Volume cresce e ticket médio avança
Entre janeiro e março de 2026, foram contratadas 132 mil unidades habitacionais, alta de 4% em relação ao mesmo período de 2025. O principal destaque, no entanto, está no volume de recursos: o montante financiado alcançou R$ 30,6 bilhões, um crescimento expressivo de 17% na comparação anual.
Esse descompasso entre o aumento do número de unidades e o volume financeiro indica uma elevação no ticket médio dos financiamentos. O movimento reflete, principalmente, a expansão da Faixa 3 e a maior participação da classe média no programa.
Crescimento disseminado entre as faixas
Todas as faixas do MCMV apresentaram desempenho positivo no período, evidenciando a capacidade de adaptação do programa às diferentes demandas do mercado.
Na Faixa 1, o crescimento foi de 22% no volume financiado, impulsionado pela atualização de subsídios nas regiões Norte e Nordeste e pelo reajuste dos tetos para acompanhar os custos do setor.

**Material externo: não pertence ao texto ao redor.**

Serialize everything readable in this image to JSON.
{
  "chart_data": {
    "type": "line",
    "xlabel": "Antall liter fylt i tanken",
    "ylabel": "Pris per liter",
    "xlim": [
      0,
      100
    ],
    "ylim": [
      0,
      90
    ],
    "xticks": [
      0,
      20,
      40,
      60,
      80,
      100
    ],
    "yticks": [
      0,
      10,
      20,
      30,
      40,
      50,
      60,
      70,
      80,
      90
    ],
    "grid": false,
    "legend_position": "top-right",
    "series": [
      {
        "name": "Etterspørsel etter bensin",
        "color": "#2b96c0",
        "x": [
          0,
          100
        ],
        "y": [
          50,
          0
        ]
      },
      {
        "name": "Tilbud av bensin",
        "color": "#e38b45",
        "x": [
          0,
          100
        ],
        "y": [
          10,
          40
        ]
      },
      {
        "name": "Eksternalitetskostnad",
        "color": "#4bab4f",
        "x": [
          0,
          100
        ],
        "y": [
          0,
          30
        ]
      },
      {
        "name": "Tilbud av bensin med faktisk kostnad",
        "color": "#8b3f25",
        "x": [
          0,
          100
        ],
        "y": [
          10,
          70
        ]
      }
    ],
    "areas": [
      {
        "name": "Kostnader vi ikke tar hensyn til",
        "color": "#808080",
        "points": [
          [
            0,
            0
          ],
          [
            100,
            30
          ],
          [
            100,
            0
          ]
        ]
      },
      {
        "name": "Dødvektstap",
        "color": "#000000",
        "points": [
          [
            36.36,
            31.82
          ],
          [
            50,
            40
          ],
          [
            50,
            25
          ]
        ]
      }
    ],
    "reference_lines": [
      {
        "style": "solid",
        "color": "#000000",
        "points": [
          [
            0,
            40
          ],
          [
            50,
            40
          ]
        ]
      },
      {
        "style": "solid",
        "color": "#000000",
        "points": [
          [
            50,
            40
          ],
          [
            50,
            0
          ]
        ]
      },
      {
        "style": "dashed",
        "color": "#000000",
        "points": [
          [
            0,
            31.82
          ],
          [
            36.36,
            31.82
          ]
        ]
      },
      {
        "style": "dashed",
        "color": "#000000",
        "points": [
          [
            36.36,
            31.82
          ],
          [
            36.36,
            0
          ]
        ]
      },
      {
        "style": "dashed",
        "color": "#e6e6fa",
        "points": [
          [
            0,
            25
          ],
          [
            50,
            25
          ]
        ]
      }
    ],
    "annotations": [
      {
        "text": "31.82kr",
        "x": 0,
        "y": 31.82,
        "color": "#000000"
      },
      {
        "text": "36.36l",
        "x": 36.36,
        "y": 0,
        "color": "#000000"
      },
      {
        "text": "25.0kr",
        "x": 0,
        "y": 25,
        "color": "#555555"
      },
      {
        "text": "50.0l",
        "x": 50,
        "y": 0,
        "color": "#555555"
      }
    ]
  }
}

A Faixa 2 registrou avanço de 9%, mantendo estabilidade e relevância dentro do programa.
Já a Faixa 3 foi o grande destaque do trimestre, com expansão de 41%, beneficiada por mudanças regulatórias que facilitaram o acesso ao crédito.
São Paulo lidera, mas interiorização ganha força
O estado de São Paulo segue como principal mercado do MCMV, com crescimento de 17% no período. A capital paulista, sozinha, respondeu por 15% de todo o volume financiado no país — cerca de sete vezes mais que o Rio de Janeiro, segundo colocado entre os municípios.
Apesar dessa liderança consolidada, os dados apontam uma tendência clara de descentralização.
O Nordeste ganhou destaque ao ampliar sua participação em 4 pontos percentuais, com estados como a Paraíba registrando crescimento de 54% na produção.
Ao mesmo tempo, regiões como Norte e Centro-Oeste vêm se consolidando como novos polos de expansão. Cidades médias, como Sorocaba (SP) e Águas Lindas de Goiás (GO), passam a ganhar relevância, reforçando a força dos mercados fora das capitais tradicionais.
Perspectiva para 2026: orçamento histórico
As projeções para o restante de 2026 indicam um cenário ainda mais positivo. O orçamento total do MCMV deve alcançar o patamar histórico de R$ 207 bilhões.
Esse volume será reforçado por um aporte adicional de aproximadamente R$ 50 bilhões provenientes do Fundo Social do Pré-Sal, incluindo recursos remanescentes de anos anteriores.